In its push for a summary judgment, IGT argued that there were no facts in dispute in the case. Hichar added that there was also no dispute that IGT offers products and services that would be considered illegal under a 2018 opinion by the DOJ’s Office of Legal Counsel (OLC), issued during the Trump administration.
“IGT is in the exact same commercial position as NeoPollard in NHLC,” Hichar said. “There is no reason to treat the two companies any differently.”
IGT, the largest provider of iGaming and lottery services in the US, and its US-based subsidiary initially sued the DOJ in November 2021.
The crux of the issue involves conflicting opinions issued by the OLC during the Obama and Trump administrations. While the Obama DOJ held in 2011 that the Wire Act applied only to sports betting, the Trump DOJ disagreed and reversed course in 2018.
In January 2021, the First Circuit ruled in the New Hampshire case that the Wire Act applies only to sports betting. The Biden DOJ declined to appeal that case before a June 2021 deadline to do so.
Gaming Law Attorneys Weigh In
A summary judgment requires that there be no justiciable questions of law or fact for the court to adjudicate. It would, therefore, be a powerful pronouncement.
US gaming law attorneys were divided over the Biden DOJ’s motion last month to dismiss the case. Some said IGT picked a district court within the First Circuit in an attempt to broaden the appellate court’s ruling in the New Hampshire case, while others said the DOJ purposefully wants to keep the matter ambiguous.
On this latest development, Jeffrey Silver told US Gaming Review that IGT “is trying to coax the court into making a dispositive determination on the interpretation of the Wire Act that, while not specifically applicable to other circuits, would be directly on point, and thereby be persuasive.
“A summary judgment requires that there be no justiciable questions of law or fact for the court to adjudicate. It would, therefore, be a powerful pronouncement. But I would note that courts are generally hesitant to issue a summary judgment in the face of opposition by the other party.”

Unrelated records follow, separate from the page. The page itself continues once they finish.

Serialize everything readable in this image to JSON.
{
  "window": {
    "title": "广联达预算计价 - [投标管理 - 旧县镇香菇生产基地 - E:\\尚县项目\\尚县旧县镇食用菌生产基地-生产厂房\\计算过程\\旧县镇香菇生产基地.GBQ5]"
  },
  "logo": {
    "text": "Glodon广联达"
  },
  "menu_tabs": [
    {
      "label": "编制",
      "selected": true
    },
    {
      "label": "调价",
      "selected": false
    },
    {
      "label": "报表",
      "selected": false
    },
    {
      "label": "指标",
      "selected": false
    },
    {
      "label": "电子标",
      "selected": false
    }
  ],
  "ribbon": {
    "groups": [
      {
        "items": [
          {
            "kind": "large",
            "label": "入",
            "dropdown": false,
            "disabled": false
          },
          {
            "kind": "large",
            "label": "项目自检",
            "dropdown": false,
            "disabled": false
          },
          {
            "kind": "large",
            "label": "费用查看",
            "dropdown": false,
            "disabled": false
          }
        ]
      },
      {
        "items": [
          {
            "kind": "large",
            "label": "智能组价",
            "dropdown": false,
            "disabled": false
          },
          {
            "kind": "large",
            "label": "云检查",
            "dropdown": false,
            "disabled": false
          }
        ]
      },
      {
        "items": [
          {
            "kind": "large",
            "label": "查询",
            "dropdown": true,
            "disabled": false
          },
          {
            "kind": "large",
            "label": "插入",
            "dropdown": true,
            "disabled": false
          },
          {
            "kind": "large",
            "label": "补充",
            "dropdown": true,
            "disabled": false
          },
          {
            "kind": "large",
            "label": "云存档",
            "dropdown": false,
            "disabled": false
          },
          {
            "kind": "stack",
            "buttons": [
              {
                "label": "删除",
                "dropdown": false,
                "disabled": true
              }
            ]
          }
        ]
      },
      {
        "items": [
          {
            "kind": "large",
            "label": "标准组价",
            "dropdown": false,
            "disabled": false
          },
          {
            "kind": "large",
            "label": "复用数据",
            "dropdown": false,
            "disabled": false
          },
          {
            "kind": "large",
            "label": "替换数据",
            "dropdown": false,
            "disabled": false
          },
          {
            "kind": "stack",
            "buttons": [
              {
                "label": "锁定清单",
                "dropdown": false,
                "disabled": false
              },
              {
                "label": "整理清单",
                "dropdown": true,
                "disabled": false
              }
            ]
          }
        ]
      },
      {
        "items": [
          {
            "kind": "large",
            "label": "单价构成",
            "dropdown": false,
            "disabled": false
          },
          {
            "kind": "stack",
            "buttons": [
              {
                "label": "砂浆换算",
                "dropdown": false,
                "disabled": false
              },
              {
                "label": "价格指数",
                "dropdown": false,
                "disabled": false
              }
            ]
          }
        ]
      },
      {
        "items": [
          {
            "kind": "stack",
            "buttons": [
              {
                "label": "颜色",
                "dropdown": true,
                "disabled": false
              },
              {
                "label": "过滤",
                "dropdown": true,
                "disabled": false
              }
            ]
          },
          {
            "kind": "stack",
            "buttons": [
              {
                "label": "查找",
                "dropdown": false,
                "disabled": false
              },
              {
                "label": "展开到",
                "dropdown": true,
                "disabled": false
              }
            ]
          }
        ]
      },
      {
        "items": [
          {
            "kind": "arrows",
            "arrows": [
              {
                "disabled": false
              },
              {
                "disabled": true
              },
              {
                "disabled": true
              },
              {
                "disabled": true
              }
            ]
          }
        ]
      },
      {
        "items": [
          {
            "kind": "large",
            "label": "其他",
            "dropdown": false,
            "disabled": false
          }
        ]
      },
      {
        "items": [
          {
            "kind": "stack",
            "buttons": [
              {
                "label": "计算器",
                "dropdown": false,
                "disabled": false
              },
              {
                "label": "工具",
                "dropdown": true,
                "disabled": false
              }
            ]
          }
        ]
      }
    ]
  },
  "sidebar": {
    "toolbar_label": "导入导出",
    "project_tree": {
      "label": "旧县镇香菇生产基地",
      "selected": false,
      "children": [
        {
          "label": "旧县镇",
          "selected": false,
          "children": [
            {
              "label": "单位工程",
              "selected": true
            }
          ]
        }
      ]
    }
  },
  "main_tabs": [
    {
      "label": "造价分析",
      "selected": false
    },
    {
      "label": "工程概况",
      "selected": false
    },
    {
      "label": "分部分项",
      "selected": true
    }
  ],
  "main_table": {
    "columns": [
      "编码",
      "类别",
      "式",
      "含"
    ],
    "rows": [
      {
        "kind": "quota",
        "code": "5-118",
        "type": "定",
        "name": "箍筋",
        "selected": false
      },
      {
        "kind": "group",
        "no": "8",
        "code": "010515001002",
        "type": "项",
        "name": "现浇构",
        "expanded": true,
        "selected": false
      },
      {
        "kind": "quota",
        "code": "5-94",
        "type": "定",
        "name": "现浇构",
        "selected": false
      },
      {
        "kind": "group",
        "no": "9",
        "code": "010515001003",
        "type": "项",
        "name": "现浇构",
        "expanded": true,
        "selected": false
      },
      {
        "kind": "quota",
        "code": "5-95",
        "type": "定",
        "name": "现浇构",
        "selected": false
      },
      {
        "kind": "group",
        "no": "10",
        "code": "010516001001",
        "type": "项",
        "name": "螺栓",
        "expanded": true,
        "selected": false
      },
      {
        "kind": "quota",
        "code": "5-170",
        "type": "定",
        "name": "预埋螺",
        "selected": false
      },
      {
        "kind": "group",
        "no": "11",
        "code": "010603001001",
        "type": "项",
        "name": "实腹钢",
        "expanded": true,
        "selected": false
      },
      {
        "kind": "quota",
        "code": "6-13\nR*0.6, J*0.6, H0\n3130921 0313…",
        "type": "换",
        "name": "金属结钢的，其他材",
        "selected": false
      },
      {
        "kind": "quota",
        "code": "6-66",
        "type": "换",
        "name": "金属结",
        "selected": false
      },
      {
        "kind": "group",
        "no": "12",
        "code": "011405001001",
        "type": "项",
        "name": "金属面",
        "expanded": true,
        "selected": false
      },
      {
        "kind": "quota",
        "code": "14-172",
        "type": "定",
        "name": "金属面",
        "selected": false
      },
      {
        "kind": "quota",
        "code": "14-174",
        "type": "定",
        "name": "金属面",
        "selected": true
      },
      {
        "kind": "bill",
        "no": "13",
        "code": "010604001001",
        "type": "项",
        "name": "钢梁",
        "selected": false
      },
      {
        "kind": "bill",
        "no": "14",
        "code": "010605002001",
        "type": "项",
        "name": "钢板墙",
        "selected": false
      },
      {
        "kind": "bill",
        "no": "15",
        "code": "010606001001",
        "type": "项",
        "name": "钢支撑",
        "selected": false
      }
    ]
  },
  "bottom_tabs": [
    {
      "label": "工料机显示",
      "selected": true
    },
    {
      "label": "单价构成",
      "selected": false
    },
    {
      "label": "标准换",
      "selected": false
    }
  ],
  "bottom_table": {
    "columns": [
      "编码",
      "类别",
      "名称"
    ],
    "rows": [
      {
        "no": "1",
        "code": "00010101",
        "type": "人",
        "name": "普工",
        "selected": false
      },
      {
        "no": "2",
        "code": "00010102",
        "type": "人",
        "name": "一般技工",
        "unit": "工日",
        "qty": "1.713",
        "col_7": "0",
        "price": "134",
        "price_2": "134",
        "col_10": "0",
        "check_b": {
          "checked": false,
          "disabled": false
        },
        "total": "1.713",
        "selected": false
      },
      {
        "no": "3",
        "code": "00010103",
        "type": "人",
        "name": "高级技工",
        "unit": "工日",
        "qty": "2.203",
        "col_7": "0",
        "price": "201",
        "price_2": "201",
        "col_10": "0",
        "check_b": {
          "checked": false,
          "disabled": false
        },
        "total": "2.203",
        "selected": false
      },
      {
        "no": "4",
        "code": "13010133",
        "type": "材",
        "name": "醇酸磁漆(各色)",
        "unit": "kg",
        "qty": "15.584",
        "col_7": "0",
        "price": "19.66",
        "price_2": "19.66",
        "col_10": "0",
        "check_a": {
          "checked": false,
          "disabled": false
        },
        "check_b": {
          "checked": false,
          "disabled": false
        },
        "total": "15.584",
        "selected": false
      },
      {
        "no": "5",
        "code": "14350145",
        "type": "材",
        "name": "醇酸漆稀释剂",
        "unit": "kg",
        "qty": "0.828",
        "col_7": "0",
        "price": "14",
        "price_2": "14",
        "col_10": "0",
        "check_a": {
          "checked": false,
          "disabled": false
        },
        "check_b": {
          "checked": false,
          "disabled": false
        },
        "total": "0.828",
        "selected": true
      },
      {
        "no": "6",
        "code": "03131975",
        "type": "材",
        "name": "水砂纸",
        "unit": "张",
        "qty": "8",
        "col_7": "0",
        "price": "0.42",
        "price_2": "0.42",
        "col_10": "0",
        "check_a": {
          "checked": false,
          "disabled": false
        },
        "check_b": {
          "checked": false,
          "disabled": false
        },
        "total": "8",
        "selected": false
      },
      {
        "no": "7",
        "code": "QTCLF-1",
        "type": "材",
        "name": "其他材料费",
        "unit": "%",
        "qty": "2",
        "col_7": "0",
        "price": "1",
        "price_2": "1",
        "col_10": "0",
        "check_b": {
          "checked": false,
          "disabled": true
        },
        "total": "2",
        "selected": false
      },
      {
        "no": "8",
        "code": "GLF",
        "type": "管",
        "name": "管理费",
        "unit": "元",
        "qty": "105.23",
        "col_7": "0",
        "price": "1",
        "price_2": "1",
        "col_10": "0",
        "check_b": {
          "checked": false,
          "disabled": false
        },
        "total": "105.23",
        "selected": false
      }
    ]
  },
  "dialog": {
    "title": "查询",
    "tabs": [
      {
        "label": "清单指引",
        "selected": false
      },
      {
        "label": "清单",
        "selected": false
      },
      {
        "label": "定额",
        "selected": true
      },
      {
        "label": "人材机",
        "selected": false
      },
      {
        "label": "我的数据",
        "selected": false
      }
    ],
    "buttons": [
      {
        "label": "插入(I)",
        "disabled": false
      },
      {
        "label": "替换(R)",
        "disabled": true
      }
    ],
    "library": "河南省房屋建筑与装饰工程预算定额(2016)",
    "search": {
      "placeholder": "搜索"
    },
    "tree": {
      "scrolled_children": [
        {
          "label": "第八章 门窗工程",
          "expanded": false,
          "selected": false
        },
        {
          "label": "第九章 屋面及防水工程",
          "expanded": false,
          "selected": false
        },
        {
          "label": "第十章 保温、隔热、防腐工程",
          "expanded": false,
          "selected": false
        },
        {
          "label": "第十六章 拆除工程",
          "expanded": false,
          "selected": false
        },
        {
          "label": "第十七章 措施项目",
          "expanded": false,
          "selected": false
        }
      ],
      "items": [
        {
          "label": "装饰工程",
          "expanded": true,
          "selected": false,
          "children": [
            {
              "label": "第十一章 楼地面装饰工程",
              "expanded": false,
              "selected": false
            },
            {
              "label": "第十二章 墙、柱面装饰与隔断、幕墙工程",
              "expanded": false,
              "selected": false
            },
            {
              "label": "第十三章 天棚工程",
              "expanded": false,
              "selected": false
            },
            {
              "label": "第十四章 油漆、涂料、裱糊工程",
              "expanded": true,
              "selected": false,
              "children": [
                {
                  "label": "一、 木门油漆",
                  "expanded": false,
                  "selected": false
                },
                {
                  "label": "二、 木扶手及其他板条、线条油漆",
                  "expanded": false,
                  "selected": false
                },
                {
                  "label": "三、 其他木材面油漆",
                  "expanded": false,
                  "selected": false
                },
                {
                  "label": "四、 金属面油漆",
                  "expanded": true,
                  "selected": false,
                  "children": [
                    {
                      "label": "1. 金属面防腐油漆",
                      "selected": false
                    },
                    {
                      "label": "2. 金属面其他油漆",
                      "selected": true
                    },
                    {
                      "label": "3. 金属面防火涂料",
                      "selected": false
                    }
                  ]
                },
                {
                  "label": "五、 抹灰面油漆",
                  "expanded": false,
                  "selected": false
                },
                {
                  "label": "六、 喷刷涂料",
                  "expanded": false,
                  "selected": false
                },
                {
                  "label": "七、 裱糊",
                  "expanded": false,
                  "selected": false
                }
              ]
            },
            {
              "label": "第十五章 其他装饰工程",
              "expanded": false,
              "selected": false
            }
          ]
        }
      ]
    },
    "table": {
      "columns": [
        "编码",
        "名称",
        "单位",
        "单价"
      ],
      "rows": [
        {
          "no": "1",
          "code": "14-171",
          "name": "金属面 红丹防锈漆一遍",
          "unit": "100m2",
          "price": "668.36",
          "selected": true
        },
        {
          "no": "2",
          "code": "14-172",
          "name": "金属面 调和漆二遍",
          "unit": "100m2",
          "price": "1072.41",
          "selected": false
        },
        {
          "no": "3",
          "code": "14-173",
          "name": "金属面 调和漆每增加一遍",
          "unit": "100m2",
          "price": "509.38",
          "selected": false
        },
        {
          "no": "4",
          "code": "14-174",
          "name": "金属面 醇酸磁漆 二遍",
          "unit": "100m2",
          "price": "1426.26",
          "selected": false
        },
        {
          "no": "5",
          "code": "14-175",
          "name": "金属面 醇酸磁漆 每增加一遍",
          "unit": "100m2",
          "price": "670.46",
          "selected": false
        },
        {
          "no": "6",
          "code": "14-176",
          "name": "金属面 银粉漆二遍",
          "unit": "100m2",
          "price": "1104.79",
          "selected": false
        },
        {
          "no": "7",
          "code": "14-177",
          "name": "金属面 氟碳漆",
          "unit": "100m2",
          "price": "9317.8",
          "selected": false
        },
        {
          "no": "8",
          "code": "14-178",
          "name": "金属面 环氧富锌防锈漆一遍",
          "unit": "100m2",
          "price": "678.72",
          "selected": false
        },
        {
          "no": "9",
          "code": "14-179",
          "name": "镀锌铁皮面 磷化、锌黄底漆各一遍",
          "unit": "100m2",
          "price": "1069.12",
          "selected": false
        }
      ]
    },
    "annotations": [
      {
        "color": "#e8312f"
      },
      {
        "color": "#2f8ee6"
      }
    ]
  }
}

Behnam Dayanim, a partner in the Washington, DC office of Paul Hastings LLP, said that it appeared that IGT was telling the court “that, since the DOJ has not contested the First Circuit ruling, nothing prevents the court from ruling in IGT’s favor without further proceedings.
“If the court grants IGT’s request, it would simply make explicit that the First Circuit’s ruling applies to IGT. The effect of any such judgment would not be meaningful to the industry as a whole.”
The case in Rhode Island District Court is IGT et al v. Garland et al.